Page:Revue des Deux Mondes - 1860 - tome 25.djvu/812

Le texte de cette page a été corrigé et est conforme au fac-similé.

précieux auxiliaire. On sent s’établir et prendre pied dans le monde ce jeune homme sérieux, ferme, inaccessible aux faiblesses vulgaires, et qui, par l’énergie propre de sa nature, l’élévation de ses instincts, remonte aux régions sociales d’où le sort l’avait rudement précipité. C’est alors que pour la première fois une passion jusque-là inutile, et par conséquent dédaignée, se fait jour dans cette existence scrupuleusement appliquée à son but.

Dans une ferme où Phinéas et John sont allés ensemble passer quelques journées de printemps, se meurt un homme que les désordres et les chagrins ont usé plus que les années. Auprès de lui veille son unique enfant, jeune fille au front sévère, au maintien triste et digne, réservée en sa douleur, et comme absorbée par son œuvre de dévouement filial. Phinéas s’occupe d’elle plus qu’elle ne semble le désirer. John Halifax, moins attentif et toujours un peu lent en ses impressions, semble ne pas savoir qu’elle existe. Dans les relations qui s’établissent, après quelques jours, entre les quatre locataires d’Enderley, il ne joue qu’un rôle tout secondaire.

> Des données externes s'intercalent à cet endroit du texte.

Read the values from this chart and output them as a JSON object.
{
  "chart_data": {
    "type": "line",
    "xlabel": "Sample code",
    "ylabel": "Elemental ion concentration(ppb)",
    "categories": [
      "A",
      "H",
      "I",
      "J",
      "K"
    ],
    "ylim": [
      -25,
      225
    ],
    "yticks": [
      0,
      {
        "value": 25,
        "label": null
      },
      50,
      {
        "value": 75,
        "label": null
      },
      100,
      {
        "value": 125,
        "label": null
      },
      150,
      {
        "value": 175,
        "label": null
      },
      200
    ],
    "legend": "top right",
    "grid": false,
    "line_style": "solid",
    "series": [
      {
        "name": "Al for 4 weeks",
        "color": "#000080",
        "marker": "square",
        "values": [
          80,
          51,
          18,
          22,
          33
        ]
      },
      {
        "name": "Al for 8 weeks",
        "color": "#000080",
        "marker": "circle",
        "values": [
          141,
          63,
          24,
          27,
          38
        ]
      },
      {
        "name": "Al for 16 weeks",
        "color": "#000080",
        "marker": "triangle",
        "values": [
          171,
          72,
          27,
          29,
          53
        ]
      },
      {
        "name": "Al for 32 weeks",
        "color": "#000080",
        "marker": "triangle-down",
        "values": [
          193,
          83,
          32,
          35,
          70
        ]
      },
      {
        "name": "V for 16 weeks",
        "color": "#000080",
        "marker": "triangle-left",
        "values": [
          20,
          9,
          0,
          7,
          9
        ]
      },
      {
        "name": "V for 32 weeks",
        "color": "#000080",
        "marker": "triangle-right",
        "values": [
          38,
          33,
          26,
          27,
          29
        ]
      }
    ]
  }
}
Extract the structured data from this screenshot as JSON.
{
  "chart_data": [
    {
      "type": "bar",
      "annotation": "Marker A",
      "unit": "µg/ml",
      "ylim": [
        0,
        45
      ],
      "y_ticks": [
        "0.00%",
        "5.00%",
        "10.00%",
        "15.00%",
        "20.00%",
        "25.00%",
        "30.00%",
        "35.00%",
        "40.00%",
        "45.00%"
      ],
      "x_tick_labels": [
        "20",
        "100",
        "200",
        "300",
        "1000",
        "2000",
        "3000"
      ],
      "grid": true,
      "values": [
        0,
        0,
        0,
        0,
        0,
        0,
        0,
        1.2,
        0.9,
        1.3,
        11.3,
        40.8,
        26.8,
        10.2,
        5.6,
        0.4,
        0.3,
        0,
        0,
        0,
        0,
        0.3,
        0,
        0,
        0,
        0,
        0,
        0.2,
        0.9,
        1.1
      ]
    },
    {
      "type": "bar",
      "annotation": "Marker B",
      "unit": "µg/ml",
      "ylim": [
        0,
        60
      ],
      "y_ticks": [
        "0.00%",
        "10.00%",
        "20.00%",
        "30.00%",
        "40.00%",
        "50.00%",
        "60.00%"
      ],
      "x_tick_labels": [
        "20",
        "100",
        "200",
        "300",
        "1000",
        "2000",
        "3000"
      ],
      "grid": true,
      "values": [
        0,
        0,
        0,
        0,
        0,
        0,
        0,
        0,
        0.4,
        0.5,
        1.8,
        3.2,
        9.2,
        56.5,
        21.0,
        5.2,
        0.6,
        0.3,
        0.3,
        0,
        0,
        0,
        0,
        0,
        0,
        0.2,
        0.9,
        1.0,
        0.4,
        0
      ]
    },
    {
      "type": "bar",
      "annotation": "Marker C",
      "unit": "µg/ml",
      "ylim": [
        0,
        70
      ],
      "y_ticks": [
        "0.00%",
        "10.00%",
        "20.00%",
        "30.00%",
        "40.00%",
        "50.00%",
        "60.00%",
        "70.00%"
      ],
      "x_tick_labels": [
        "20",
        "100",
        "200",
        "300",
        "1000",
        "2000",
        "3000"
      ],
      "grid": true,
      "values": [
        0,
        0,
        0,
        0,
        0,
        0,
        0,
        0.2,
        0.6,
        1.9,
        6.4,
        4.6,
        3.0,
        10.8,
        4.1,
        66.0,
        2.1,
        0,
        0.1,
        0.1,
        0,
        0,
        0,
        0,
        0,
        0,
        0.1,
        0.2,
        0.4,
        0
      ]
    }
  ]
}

Il n’est admis aux thés de M. March, — homme du monde et gentleman, — que comme le compagnon de Phinéas Fletcher, fils du riche négociant; mais il est de ceux à qui tout commencement importe peu. Son silence expressif, les ménagemens de son assiduité, toujours opportune, ont déjà favorablement prédisposé miss March, et lorsque la pauvre jeune fille voit rapidement dépérir le malade qu’elle entoure de soins, lorsque la mort vient frapper entre ses bras l’être à qui, depuis des années, elle se consacrait tout entière, ce n’est pas Phinéas dont elle accepte l’aide bienveillante, mais inefficace : c’est John Halifax qui a le bonheur de voir agréer ses services, offerts d’ailleurs avec une délicatesse chevaleresque.

A la pensée que miss March, séparée de toute sa famille par les fautes et les désordres de son père, n’a plus de parens ni d’amis sur lesquels elle puisse compter, l’âme généreuse de John Halifax s’est émue. Le sentiment qui l’attirait vers elle double de puissance. La pauvreté qu’elle croit et déclare être son partage lui semble, à lui, — vaillamment supportée comme elle l’est, — la plus belle et la moins périssable des dots. — « Pauvre miss March! » s’est écrié Phinéas. « Pourquoi l’appelez-vous pauvre? reprend John avec un peu de hauteur. Elle n’est pas femme dont il faille prendre pitié. C’est du respect qu’on lui doit. Vous le penseriez si vous l’aviez vue ce matin, si douce, si sage, si courageuse. Phinéas! — et ses lèvres tremblaient, — c’est à une femme de cette sorte que songeait Salomon quand il disait : « Son prix est par-delà celui des pierres précieuses.»

Mais ce joyau qu’il évalue si haut, osera-t-il en ambitionner la possession? Il n’a que vingt et un ans. Sa carrière commence à peine.